In number theory, a deficient number is a number in which the sum of its proper factors is less than the number.

For example, the number 4 is deficient.

The proper factors of 4 are 1, and 2. Since 1 + 2 = 3 and 3 is smaller than 4, 4 is  deficient.

Notice that 4 is not included among the proper factors of 4.

15 is also deficient.

The proper factors of 15 are 1, 3, and 5. Since 1 + 3 + 5 = 9 and 9 is smaller than 15, 15 is deficient.

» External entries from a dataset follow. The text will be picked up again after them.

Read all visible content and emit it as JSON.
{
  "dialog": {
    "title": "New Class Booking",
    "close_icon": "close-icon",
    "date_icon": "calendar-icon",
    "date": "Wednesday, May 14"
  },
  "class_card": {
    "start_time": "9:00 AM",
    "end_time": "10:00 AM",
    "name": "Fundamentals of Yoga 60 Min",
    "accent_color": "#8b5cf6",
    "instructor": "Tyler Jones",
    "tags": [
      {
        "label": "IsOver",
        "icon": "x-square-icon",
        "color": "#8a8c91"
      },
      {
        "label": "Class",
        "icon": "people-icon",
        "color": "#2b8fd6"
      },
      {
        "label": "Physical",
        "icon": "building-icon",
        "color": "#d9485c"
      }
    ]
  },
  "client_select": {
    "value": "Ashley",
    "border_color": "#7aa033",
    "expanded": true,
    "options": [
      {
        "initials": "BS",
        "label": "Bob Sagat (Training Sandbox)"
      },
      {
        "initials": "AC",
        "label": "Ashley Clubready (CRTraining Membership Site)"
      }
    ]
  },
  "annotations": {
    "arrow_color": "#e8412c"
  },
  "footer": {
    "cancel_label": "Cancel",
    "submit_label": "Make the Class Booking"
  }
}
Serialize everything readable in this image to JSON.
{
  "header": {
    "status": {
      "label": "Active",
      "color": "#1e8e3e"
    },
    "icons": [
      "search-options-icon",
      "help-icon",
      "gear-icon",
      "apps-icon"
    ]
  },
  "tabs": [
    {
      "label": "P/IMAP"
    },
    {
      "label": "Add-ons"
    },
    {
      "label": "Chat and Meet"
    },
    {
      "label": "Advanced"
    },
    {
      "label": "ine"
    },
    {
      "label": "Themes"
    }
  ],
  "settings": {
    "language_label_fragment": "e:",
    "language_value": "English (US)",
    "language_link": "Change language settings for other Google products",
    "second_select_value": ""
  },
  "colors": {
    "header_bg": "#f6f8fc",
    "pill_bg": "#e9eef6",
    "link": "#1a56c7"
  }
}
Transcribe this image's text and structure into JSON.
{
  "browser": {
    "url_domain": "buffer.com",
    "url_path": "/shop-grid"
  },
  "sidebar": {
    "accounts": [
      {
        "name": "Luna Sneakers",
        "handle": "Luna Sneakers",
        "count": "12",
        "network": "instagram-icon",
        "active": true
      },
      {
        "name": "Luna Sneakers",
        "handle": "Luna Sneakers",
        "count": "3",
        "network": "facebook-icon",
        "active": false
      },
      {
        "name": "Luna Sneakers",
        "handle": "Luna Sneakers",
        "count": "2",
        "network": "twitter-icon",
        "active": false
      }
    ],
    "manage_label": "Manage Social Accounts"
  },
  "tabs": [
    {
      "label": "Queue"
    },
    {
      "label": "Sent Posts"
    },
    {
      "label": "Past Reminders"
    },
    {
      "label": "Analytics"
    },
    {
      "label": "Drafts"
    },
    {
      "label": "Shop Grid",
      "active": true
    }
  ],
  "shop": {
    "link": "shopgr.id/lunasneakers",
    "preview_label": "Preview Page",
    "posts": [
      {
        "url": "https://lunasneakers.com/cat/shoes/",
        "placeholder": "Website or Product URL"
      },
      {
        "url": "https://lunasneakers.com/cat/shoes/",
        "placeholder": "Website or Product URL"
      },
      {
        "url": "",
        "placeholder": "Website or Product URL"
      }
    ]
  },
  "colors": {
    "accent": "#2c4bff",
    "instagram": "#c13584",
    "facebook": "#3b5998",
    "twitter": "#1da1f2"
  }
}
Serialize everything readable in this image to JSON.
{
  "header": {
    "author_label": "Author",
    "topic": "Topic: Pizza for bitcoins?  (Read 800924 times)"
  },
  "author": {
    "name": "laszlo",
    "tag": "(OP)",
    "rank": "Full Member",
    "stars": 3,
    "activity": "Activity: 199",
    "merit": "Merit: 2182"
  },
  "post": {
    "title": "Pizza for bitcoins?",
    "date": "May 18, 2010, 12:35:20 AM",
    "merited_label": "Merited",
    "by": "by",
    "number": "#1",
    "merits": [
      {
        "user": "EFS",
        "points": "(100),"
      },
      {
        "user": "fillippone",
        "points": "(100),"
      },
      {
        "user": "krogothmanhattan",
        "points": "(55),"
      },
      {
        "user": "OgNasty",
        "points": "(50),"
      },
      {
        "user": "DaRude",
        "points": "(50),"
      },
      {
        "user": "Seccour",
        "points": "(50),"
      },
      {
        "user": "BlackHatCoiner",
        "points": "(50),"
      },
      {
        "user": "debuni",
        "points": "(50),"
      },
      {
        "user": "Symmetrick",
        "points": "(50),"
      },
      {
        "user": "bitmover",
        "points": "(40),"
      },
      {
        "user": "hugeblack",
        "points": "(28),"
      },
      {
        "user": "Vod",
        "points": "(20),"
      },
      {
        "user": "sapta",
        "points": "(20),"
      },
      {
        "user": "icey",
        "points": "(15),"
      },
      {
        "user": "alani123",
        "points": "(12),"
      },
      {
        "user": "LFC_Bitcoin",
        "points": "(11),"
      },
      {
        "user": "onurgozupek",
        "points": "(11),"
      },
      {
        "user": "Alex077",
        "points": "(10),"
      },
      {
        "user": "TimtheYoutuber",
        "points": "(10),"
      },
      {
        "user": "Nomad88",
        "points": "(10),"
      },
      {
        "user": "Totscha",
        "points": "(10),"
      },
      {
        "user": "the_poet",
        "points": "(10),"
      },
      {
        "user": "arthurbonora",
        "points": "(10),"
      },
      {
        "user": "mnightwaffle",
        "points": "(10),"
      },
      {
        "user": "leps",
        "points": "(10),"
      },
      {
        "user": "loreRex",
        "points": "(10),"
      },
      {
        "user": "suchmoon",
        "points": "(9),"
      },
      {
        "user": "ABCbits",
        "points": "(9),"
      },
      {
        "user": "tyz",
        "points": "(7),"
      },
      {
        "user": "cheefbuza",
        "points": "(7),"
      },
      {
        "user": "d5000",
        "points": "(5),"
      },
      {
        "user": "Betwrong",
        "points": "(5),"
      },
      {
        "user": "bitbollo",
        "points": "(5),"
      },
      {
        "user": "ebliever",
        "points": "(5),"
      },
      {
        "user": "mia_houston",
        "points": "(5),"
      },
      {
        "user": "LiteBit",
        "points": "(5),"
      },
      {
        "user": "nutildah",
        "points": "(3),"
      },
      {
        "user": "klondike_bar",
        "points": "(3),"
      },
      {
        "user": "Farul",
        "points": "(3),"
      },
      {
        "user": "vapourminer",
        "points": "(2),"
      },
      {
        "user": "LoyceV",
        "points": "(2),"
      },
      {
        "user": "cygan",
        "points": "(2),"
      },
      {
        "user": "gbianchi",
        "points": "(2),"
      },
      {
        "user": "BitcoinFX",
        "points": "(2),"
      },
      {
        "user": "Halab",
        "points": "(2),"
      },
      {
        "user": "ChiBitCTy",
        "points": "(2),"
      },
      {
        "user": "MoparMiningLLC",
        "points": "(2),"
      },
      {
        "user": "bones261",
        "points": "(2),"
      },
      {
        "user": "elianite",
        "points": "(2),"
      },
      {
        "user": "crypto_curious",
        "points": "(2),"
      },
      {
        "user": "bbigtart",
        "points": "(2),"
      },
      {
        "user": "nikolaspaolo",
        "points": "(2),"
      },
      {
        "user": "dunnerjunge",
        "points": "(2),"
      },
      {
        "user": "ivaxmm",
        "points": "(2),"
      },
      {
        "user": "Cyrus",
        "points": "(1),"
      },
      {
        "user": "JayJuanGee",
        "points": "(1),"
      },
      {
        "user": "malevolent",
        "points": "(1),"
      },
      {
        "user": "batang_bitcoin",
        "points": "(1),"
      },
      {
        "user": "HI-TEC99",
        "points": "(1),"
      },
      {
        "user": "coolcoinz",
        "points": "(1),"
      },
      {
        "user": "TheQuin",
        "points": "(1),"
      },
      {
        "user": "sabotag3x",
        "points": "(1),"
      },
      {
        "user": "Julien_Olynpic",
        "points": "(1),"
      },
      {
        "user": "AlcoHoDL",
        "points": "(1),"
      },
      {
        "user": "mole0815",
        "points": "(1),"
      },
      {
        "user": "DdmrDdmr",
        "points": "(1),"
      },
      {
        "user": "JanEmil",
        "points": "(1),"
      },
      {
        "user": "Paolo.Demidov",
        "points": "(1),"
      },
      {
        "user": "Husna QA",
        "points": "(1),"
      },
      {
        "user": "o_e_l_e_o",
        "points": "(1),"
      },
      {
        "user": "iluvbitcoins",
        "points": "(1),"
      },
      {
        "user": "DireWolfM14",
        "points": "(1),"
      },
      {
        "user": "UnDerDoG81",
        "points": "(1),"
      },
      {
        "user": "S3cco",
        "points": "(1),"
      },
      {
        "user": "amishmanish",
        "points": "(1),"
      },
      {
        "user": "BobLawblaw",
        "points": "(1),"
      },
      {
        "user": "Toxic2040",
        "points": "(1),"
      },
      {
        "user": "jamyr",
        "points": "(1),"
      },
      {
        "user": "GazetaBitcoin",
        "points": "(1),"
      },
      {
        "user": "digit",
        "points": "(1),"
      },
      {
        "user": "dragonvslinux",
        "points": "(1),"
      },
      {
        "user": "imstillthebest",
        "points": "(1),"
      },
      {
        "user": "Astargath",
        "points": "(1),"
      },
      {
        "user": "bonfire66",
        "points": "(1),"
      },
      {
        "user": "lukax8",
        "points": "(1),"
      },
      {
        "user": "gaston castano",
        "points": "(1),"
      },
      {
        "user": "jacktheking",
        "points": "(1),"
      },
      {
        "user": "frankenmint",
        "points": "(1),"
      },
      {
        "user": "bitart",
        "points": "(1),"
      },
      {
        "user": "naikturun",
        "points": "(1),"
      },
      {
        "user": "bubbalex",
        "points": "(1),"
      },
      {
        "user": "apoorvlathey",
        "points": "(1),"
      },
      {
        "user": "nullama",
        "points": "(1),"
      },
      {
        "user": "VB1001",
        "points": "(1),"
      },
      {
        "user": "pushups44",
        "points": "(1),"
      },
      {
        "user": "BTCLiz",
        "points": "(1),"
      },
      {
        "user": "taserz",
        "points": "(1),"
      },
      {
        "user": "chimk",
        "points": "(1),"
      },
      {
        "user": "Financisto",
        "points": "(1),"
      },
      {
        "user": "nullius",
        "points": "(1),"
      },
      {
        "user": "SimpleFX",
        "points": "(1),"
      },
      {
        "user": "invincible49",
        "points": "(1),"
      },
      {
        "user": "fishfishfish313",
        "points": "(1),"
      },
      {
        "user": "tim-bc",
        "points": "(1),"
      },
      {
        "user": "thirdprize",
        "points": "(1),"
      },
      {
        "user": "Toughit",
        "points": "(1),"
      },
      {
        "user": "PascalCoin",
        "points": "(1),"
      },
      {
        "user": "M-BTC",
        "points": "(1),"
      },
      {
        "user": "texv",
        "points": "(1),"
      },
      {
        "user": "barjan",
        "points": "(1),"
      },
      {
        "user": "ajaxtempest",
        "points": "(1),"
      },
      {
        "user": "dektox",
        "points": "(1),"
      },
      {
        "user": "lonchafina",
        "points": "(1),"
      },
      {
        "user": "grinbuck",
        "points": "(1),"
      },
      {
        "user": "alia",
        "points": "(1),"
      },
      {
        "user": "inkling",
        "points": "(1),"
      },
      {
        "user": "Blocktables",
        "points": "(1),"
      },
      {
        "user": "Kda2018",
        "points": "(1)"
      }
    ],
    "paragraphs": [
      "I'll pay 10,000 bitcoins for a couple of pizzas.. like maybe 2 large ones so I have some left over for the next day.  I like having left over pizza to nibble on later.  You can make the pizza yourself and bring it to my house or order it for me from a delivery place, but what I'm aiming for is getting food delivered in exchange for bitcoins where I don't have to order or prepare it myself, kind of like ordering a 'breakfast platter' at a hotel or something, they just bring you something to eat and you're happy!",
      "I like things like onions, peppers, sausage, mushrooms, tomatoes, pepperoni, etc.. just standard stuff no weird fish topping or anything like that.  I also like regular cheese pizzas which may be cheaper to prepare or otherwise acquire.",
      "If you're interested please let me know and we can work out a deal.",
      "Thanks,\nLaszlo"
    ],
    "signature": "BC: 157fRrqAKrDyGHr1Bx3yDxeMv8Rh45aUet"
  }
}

42 is not a deficient number.

The proper factors of 42  are  1, 2, 3, 6, 7, 14, 21, 42

Since 1 + 2 + 3 + 6 + 7 + 14 + 21 = 54 and 54 is bigger than 42, 42 is not a deficient number.

The sum of the proper factors of the number must be smaller than the number, not greater.

The first 20 deficient numbers are 1, 2, 3, 4, 5, 7, 8, 9, 10, 11, 13, 14, 15, 16, 17, 19, 21, 22, 23, and 25.

From the list above, you can see that all the prime numbers from 1 to 25 are included in the list. Having said that we can say with confidence that all prime numbers are also deficient numbers.

The reason that all prime numbers are deficient numbers as well is because the sum of all proper factors of a prime number is always going to be 1.